Hank the Angry Drunken Dwarf

Henry Joseph Nasiff Jr. (April 20, 1962 – September 4, 2001), better known professionally as Hank the Angry Drunken Dwarf, was an American entertainer. He appeared numerous times on The Howard Stern Show and on the televised studio segments which aired on the E! channel. He was a member of the show's Wack Pack. Hank's career began August 16, 1996, when he entered Stern's studio at radio station WXRK (K-Rock) in New York City. He was 4 ft 1 in (1.24 m) tall and weighed 95 lb (43 kg; 6.8 st).

the Angry Drunken Dwarf
Born(1962-04-20)April 20, 1962
DiedSeptember 4, 2001(2001-09-04) (aged 39)
Fall River, Massachusetts, U.S.
Occupation(s)Entertainer, radio personality
Height4 ft 1 in (124 cm)

Hank received widespread media coverage in 1998 when he won a People magazine online poll asking the public to vote for the most beautiful person in the world as part of the run-up promotion for the magazine's "50 Most Beautiful People" issue.

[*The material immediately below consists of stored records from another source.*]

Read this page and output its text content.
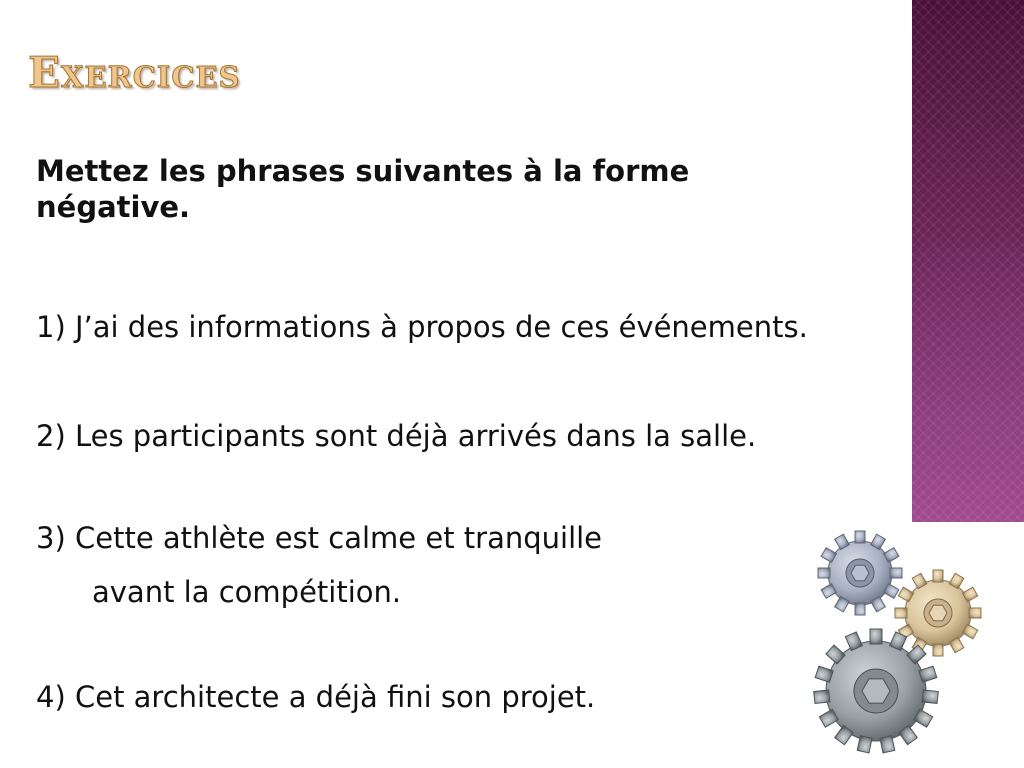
Exercices

Mettez les phrases suivantes à la forme négative.

1) J’ai des informations à propos de ces événements.

2) Les participants sont déjà arrivés dans la salle.

3) Cette athlète est calme et tranquille

avant la compétition.

4) Cet architecte a déjà fini son projet.
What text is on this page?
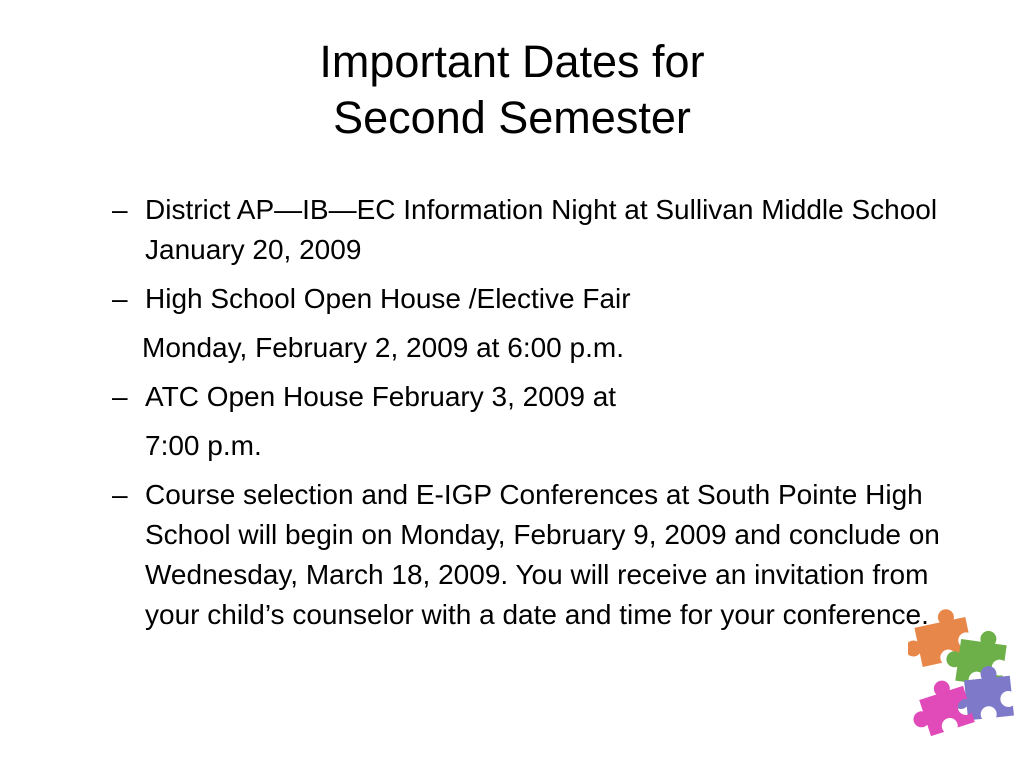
Important Dates for
Second Semester
– District AP—IB—EC Information Night at Sullivan Middle School January 20, 2009
– High School Open House /Elective Fair
Monday, February 2, 2009 at 6:00 p.m.
– ATC Open House February 3, 2009 at
7:00 p.m.
– Course selection and E-IGP Conferences at South Pointe High School will begin on Monday, February 9, 2009 and conclude on Wednesday, March 18, 2009. You will receive an invitation from your child’s counselor with a date and time for your conference.
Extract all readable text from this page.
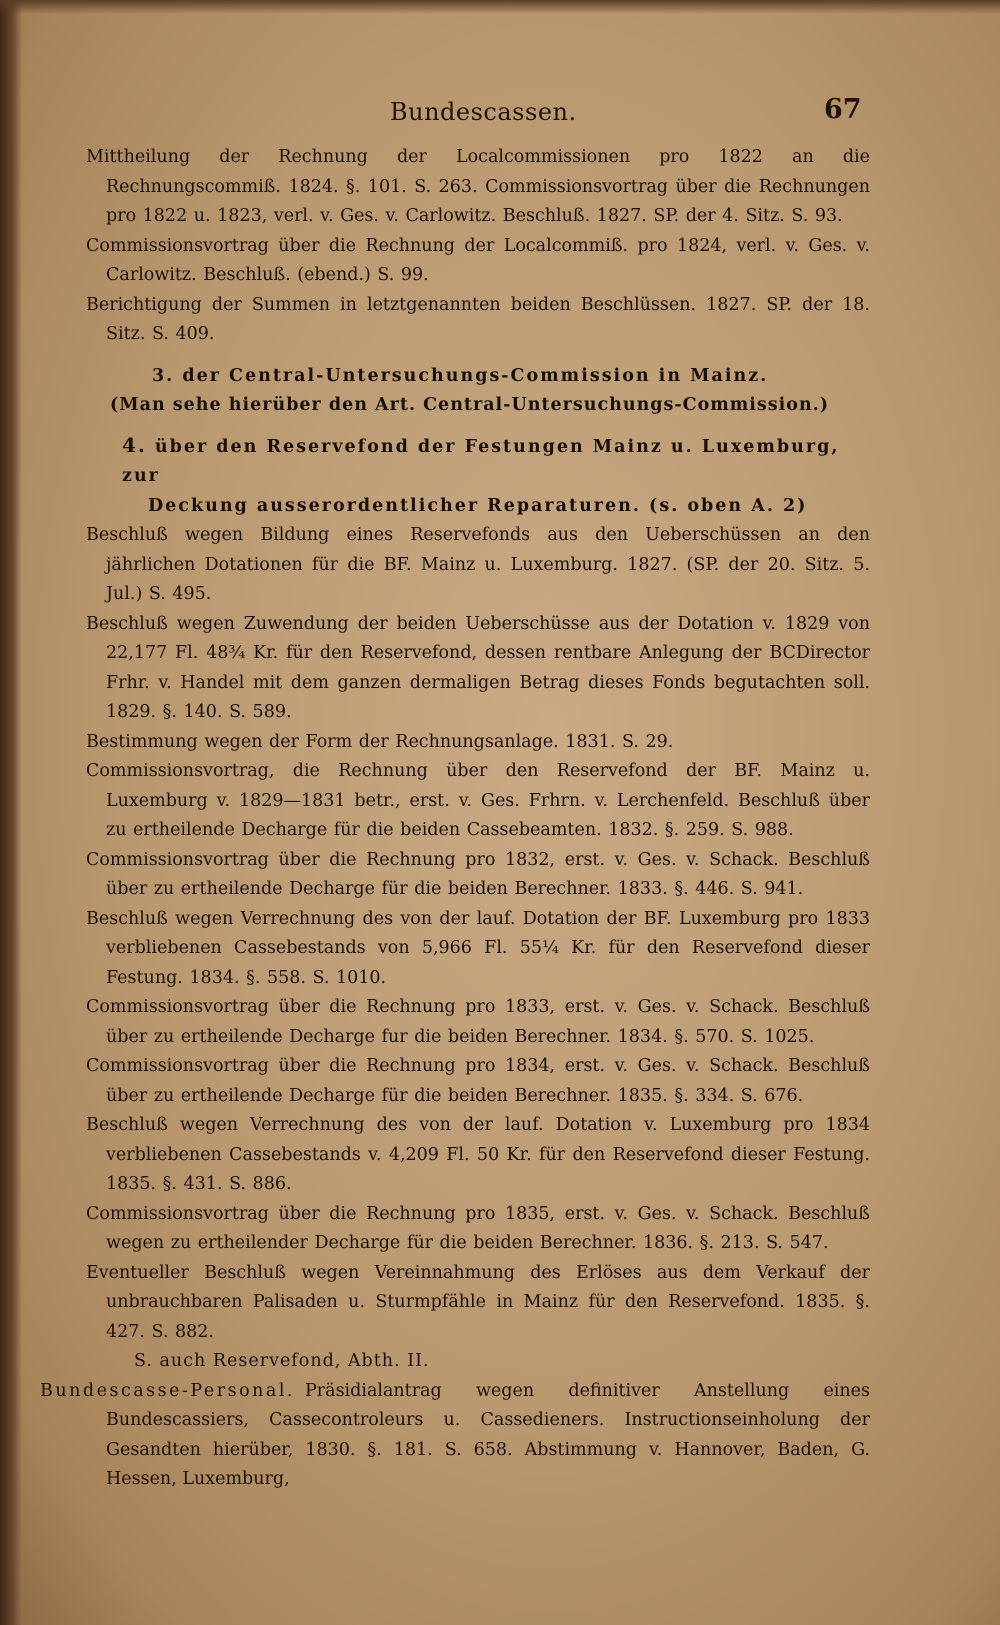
Bundescassen.	67

Mittheilung der Rechnung der Localcommissionen pro 1822 an die Rechnungscommiß. 1824. §. 101. S. 263. Commissionsvortrag über die Rechnungen pro 1822 u. 1823, verl. v. Ges. v. Carlowitz. Beschluß. 1827. SP. der 4. Sitz. S. 93.

Commissionsvortrag über die Rechnung der Localcommiß. pro 1824, verl. v. Ges. v. Carlowitz. Beschluß. (ebend.) S. 99.

Berichtigung der Summen in letztgenannten beiden Beschlüssen. 1827. SP. der 18. Sitz. S. 409.

3. der Central-Untersuchungs-Commission in Mainz.

(Man sehe hierüber den Art. Central-Untersuchungs-Commission.)

4. über den Reservefond der Festungen Mainz u. Luxemburg, zur
Deckung ausserordentlicher Reparaturen. (s. oben A. 2)

Beschluß wegen Bildung eines Reservefonds aus den Ueberschüssen an den jährlichen Dotationen für die BF. Mainz u. Luxemburg. 1827. (SP. der 20. Sitz. 5. Jul.) S. 495.

Beschluß wegen Zuwendung der beiden Ueberschüsse aus der Dotation v. 1829 von 22,177 Fl. 48¾ Kr. für den Reservefond, dessen rentbare Anlegung der BCDirector Frhr. v. Handel mit dem ganzen dermaligen Betrag dieses Fonds begutachten soll. 1829. §. 140. S. 589.

Bestimmung wegen der Form der Rechnungsanlage. 1831. S. 29.

Commissionsvortrag, die Rechnung über den Reservefond der BF. Mainz u. Luxemburg v. 1829—1831 betr., erst. v. Ges. Frhrn. v. Lerchenfeld. Beschluß über zu ertheilende Decharge für die beiden Cassebeamten. 1832. §. 259. S. 988.

Commissionsvortrag über die Rechnung pro 1832, erst. v. Ges. v. Schack. Beschluß über zu ertheilende Decharge für die beiden Berechner. 1833. §. 446. S. 941.

Beschluß wegen Verrechnung des von der lauf. Dotation der BF. Luxemburg pro 1833 verbliebenen Cassebestands von 5,966 Fl. 55¼ Kr. für den Reservefond dieser Festung. 1834. §. 558. S. 1010.

Commissionsvortrag über die Rechnung pro 1833, erst. v. Ges. v. Schack. Beschluß über zu ertheilende Decharge fur die beiden Berechner. 1834. §. 570. S. 1025.

Commissionsvortrag über die Rechnung pro 1834, erst. v. Ges. v. Schack. Beschluß über zu ertheilende Decharge für die beiden Berechner. 1835. §. 334. S. 676.

Beschluß wegen Verrechnung des von der lauf. Dotation v. Luxemburg pro 1834 verbliebenen Cassebestands v. 4,209 Fl. 50 Kr. für den Reservefond dieser Festung. 1835. §. 431. S. 886.

Commissionsvortrag über die Rechnung pro 1835, erst. v. Ges. v. Schack. Beschluß wegen zu ertheilender Decharge für die beiden Berechner. 1836. §. 213. S. 547.

Eventueller Beschluß wegen Vereinnahmung des Erlöses aus dem Verkauf der unbrauchbaren Palisaden u. Sturmpfähle in Mainz für den Reservefond. 1835. §. 427. S. 882.

S. auch Reservefond, Abth. II.

Bundescasse-Personal. Präsidialantrag wegen definitiver Anstellung eines Bundescassiers, Cassecontroleurs u. Cassedieners. Instructionseinholung der Gesandten hierüber, 1830. §. 181. S. 658. Abstimmung v. Hannover, Baden, G. Hessen, Luxemburg,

When the public was given the option to submit a write-in candidate, the magazine had not counted on 230,169 votes for Hank the Angry Drunken Dwarf—beating out assorted celebrities by a wide margin. In third place was Leonardo DiCaprio, with 14,471 votes. In the early years of public participation on the Internet, media critics responded by wondering whether this was evidence of an emerging digital democracy.

Early life edit

Henry Joseph Nasiff Jr. was born on April 20, 1962, in Fall River, Massachusetts. He was diagnosed with achondroplasia dwarfism a week after he was born. His mother, Claudette, taught him from a young age that he could do whatever he set his mind to do, and Hank learned to ride a bike and participated in Little League Baseball for several seasons.[1][2] When Hank was twelve he had an operation on his legs to straighten them. Although doctors had said that he would eventually require more surgery, Hank put off doing it and ultimately opted to not undergo another operation.[3]

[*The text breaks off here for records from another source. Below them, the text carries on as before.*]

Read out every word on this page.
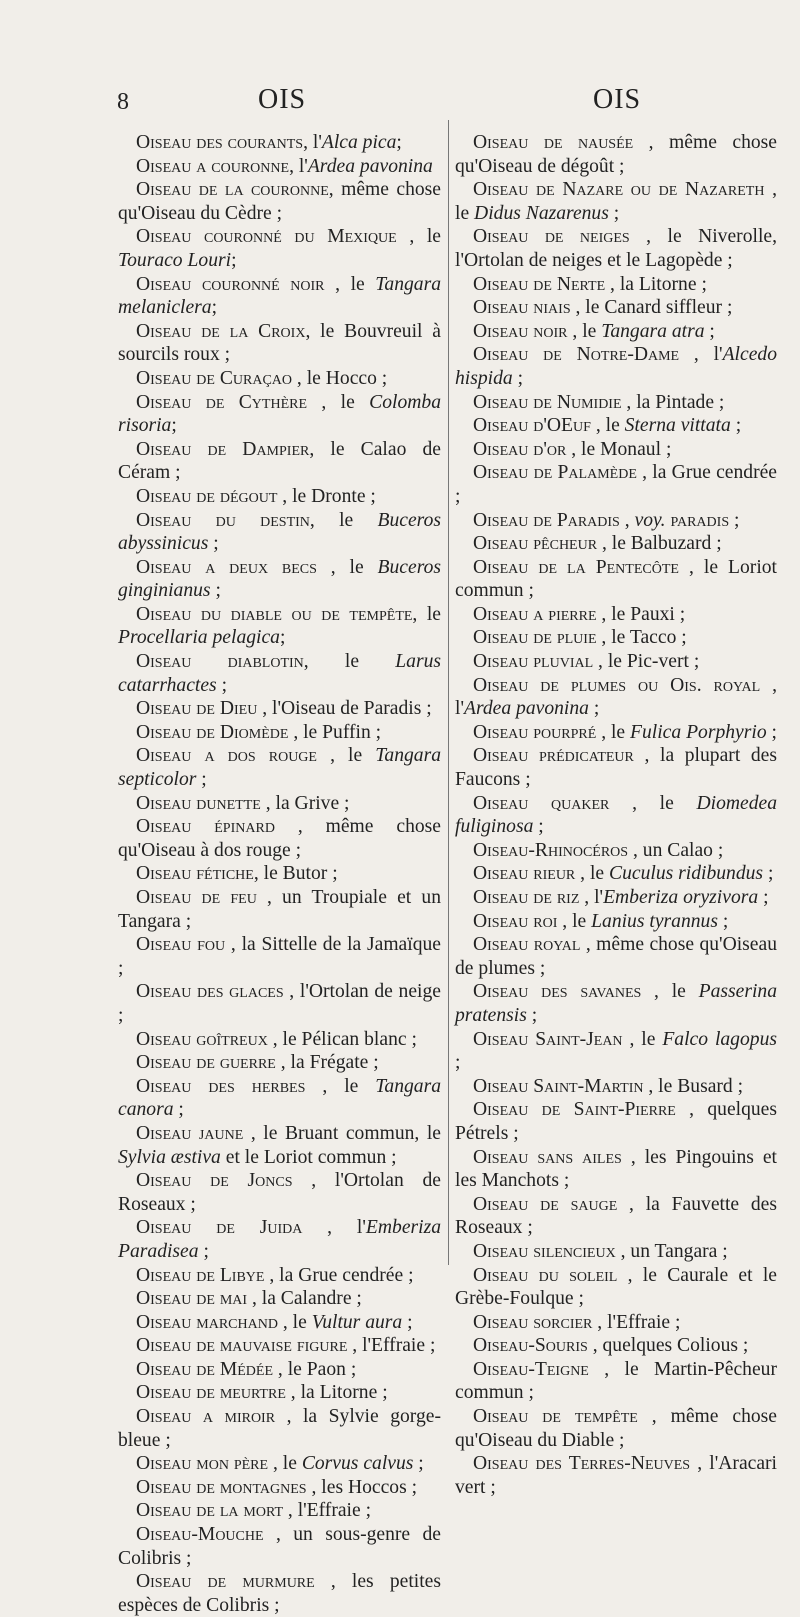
8	OIS	OIS
Oiseau des courants, l'Alca pica;
Oiseau a couronne, l'Ardea pavonina
Oiseau de la couronne, même chose qu'Oiseau du Cèdre ;
Oiseau couronné du Mexique , le Touraco Louri;
Oiseau couronné noir , le Tangara melaniclera;
Oiseau de la Croix, le Bouvreuil à sourcils roux ;
Oiseau de Curaçao , le Hocco ;
Oiseau de Cythère , le Colomba risoria;
Oiseau de Dampier, le Calao de Céram ;
Oiseau de dégout , le Dronte ;
Oiseau du destin, le Buceros abyssinicus ;
Oiseau a deux becs , le Buceros ginginianus ;
Oiseau du diable ou de tempête, le Procellaria pelagica;
Oiseau diablotin, le Larus catarrhactes ;
Oiseau de Dieu , l'Oiseau de Paradis ;
Oiseau de Diomède , le Puffin ;
Oiseau a dos rouge , le Tangara septicolor ;
Oiseau dunette , la Grive ;
Oiseau épinard , même chose qu'Oiseau à dos rouge ;
Oiseau fétiche, le Butor ;
Oiseau de feu , un Troupiale et un Tangara ;
Oiseau fou , la Sittelle de la Jamaïque ;
Oiseau des glaces , l'Ortolan de neige ;
Oiseau goîtreux , le Pélican blanc ;
Oiseau de guerre , la Frégate ;
Oiseau des herbes , le Tangara canora ;
Oiseau jaune , le Bruant commun, le Sylvia æstiva et le Loriot commun ;
Oiseau de Joncs , l'Ortolan de Roseaux ;
Oiseau de Juida , l'Emberiza Paradisea ;
Oiseau de Libye , la Grue cendrée ;
Oiseau de mai , la Calandre ;
Oiseau marchand , le Vultur aura ;
Oiseau de mauvaise figure , l'Effraie ;
Oiseau de Médée , le Paon ;
Oiseau de meurtre , la Litorne ;
Oiseau a miroir , la Sylvie gorge-bleue ;
Oiseau mon père , le Corvus calvus ;
Oiseau de montagnes , les Hoccos ;
Oiseau de la mort , l'Effraie ;
Oiseau-Mouche , un sous-genre de Colibris ;
Oiseau de murmure , les petites espèces de Colibris ;
Oiseau de nausée , même chose qu'Oiseau de dégoût ;
Oiseau de Nazare ou de Nazareth , le Didus Nazarenus ;
Oiseau de neiges , le Niverolle, l'Ortolan de neiges et le Lagopède ;
Oiseau de Nerte , la Litorne ;
Oiseau niais , le Canard siffleur ;
Oiseau noir , le Tangara atra ;
Oiseau de Notre-Dame , l'Alcedo hispida ;
Oiseau de Numidie , la Pintade ;
Oiseau d'OEuf , le Sterna vittata ;
Oiseau d'or , le Monaul ;
Oiseau de Palamède , la Grue cendrée ;
Oiseau de Paradis , voy. paradis ;
Oiseau pêcheur , le Balbuzard ;
Oiseau de la Pentecôte , le Loriot commun ;
Oiseau a pierre , le Pauxi ;
Oiseau de pluie , le Tacco ;
Oiseau pluvial , le Pic-vert ;
Oiseau de plumes ou Ois. royal , l'Ardea pavonina ;
Oiseau pourpré , le Fulica Porphyrio ;
Oiseau prédicateur , la plupart des Faucons ;
Oiseau quaker , le Diomedea fuliginosa ;
Oiseau-Rhinocéros , un Calao ;
Oiseau rieur , le Cuculus ridibundus ;
Oiseau de riz , l'Emberiza oryzivora ;
Oiseau roi , le Lanius tyrannus ;
Oiseau royal , même chose qu'Oiseau de plumes ;
Oiseau des savanes , le Passerina pratensis ;
Oiseau Saint-Jean , le Falco lagopus ;
Oiseau Saint-Martin , le Busard ;
Oiseau de Saint-Pierre , quelques Pétrels ;
Oiseau sans ailes , les Pingouins et les Manchots ;
Oiseau de sauge , la Fauvette des Roseaux ;
Oiseau silencieux , un Tangara ;
Oiseau du soleil , le Caurale et le Grèbe-Foulque ;
Oiseau sorcier , l'Effraie ;
Oiseau-Souris , quelques Colious ;
Oiseau-Teigne , le Martin-Pêcheur commun ;
Oiseau de tempête , même chose qu'Oiseau du Diable ;
Oiseau des Terres-Neuves , l'Aracari vert ;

Before being associated with The Howard Stern Show, Hank had a bit part in an ongoing performance of Finnegans Wake at a Boston dinner theater.[4] Hank played a character who would pop up out of a beer keg at the end of each performance. He was paid $50 to say four lines of dialogue. The gig lasted two years.[5]

First Stern Show appearance edit

Hank met Howard Stern on August 16, 1996, after driving to New York City with a friend from the Boston dinner theatre. After a night of drinking, Hank was waiting outside the K-Rock studios in Manhattan at 5:30 am.[6][7] He never had a doubt that he would make it onto the air. Stern's producer Gary Dell'Abate recalled arriving at work and encountering an obviously intoxicated dwarf who aggressively demanded that he be permitted to meet Stern:

There was a dwarf standing there, and I remember he was wearing a Hawaiian shirt and one of those Hawaiian leis. And he had a vodka bottle in his hand... and he was drunk beyond belief. And it really was like a gift for our show. It was like a gift fell out of the sky. He could go to Regis, he could go to Letterman, he could go to all those shows, and they'd have him arrested. And I said 'Howard, I just walked in and there's a drunken dwarf wearing a Hawaiian lei, with a vodka bottle.' And [Howard] said, 'Bring him in immediately.' He really found the right place.[8]

Hank's first appearance that day included reading a series of one-sentence jabs against various groups and ethnicities which he had scrawled on a piece of paper the night before.[9]

If they put your brain in a parrot it would fly backwards[5]

— Hank replying to a Stern Show caller

Hank asserted from his first on-air conversation with Stern that he be referred to as a dwarf and not a midget, and was quick to correct anyone who violated this rule, viewing it as an issue of respect.[10] The name of Hank's character came about spontaneously during his first appearance. During that day's show, Stern commented: "I've always wanted an angry, drunken dwarf on my program and now I've got one". A short time later he added, "Isn't this great? An angry dwarf, an angry drunken dwarf. Everything I've ever dreamed about."[9]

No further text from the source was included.